Il caso più scandaloso e amaro, per Stiglitz, è quanto accaduto in Irlanda, «dove sono state le banche, non solo lo Stato assistenziale, a provocare il tracollo. Salvare gli istituti corrotti, portando il Paese sull’orlo del fallimento, è stato un errore catastrofico». La stessa ristrutturazione del debito greco è stata «troppo piccola». Meglio sarebbe stato, secondo il Nobel, «permettere il crac».
CAPITALISMO DA CRAC. Un passo davvero illuminato, per la Vecchia Europa, sarebbe prendere coscienza, una volta per tutte, che «la bancarotta, anche in caso di Stati, fa parte del moderno capitalismo».
Invece, secondo Stiglitz, la politica continua a chiudere gli occhi, dimenticando che «le democrazie possono sopportare solo una quantità limitata di tagli». Ciò nonostante, da mezzo secolo, nell’Occidente gli stipendi non crescono e le diseguaglianze tra ricchi e poveri aumentano sempre di più.
Una deriva «inaccettabile» che può portare «solo a una conclusione: la fiducia verso il capitalismo trainato dai mercati è finita. Il capitalismo che aiuta solo una minoranza degli uomini, non funziona più», ha denunciato l’economista.
IL POTERE TORNA IN ASIA. Dall’Occidente, Stiglitz si aspetterebbe «più trasparenza, equità nei redditi e morale».
Infine, anche più umiltà. È evidente, infatti, per il professore, che con la crisi finanziaria si assista a uno spostamento dei centri di potere dall’Europa all’Asia.
Chiaro, il ridimensionamento è «difficile da accettare per quei Paesi che, per quasi 200 anni, hanno dominato l’economia mondiale. Ma va bene così. Prima del 1820, l’Asia era il motore di metà dell’economia globale. Poi vennero la colonizzazione, le guerre e la rivoluzione industriale», ha ricostruito Stiglitz.

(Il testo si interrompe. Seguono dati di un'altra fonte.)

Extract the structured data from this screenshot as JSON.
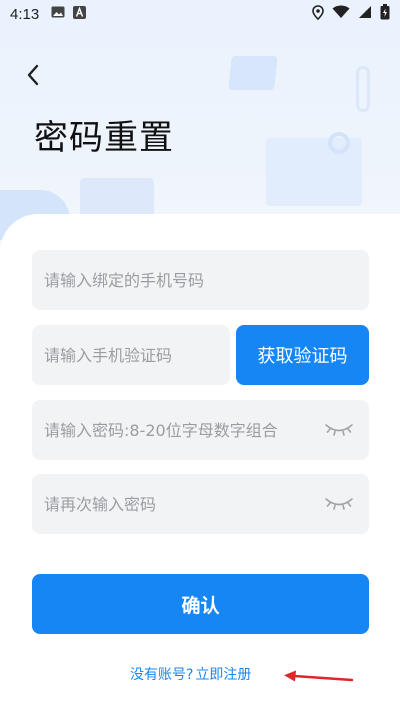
{
  "status_bar": {
    "time": "4:13",
    "left_icons": [
      "image-icon",
      "text-a-icon"
    ],
    "right_icons": [
      "location-icon",
      "wifi-icon",
      "signal-icon",
      "battery-icon"
    ]
  },
  "header": {
    "back_icon": "chevron-left-icon",
    "title": "密码重置"
  },
  "form": {
    "phone_placeholder": "请输入绑定的手机号码",
    "code_placeholder": "请输入手机验证码",
    "get_code_label": "获取验证码",
    "password_placeholder": "请输入密码:8-20位字母数字组合",
    "password_confirm_placeholder": "请再次输入密码",
    "eye_icon": "eye-closed-icon"
  },
  "confirm_label": "确认",
  "footer": {
    "no_account_text": "没有账号?",
    "register_link": "立即注册"
  },
  "colors": {
    "accent": "#1686f5",
    "annotation_arrow": "#e0262a",
    "field_bg": "#f2f3f5"
  }
}
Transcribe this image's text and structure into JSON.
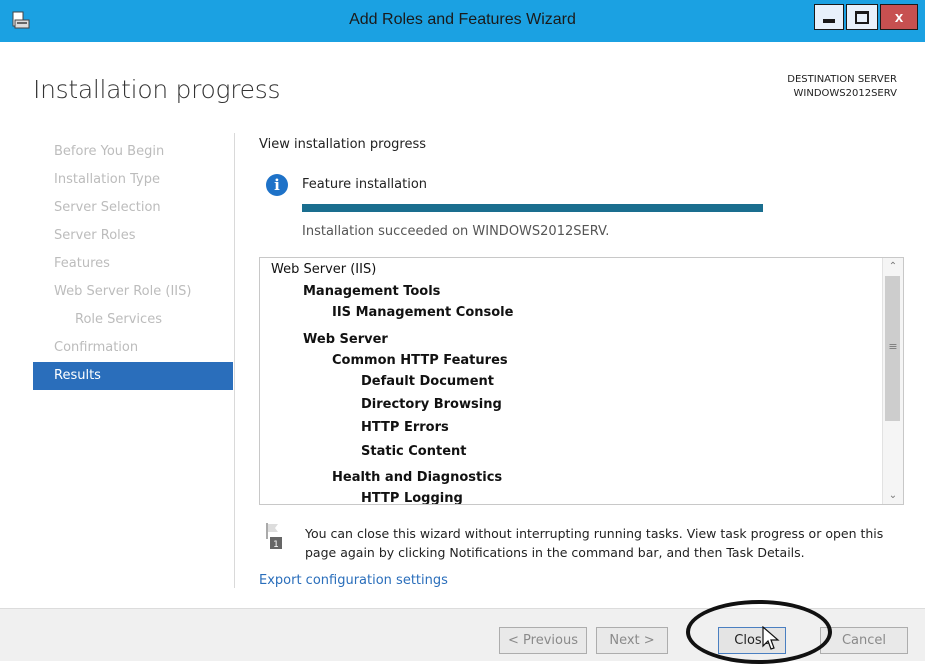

IL CIRCOLO VIZIOSO. Per sopravvivere dignitosamente, senza spegnersi in agonia, l’Europa dovrebbe invece cambiare radicalmente modello di sviluppo.
Al contrario, andando avanti con le manovre di tagli e zero crescita, «rabbia e frustrazione per i sacrifici fatti e gli obiettivi mancati aumenteranno ancora di più». Anche perché, è matematica, «i risparmi forzosi alimentano la recessione. La quale, a sua volta, farà diminuire le entrate fiscali e gonfiare le spese sociali», nonostante si cerchi di ridurle.
«No, la luce in fondo al tunnel non è ancora in vista». E l’Europa, ammette Stiglitz, «mi preoccupa. Mi preoccupa più di tutto».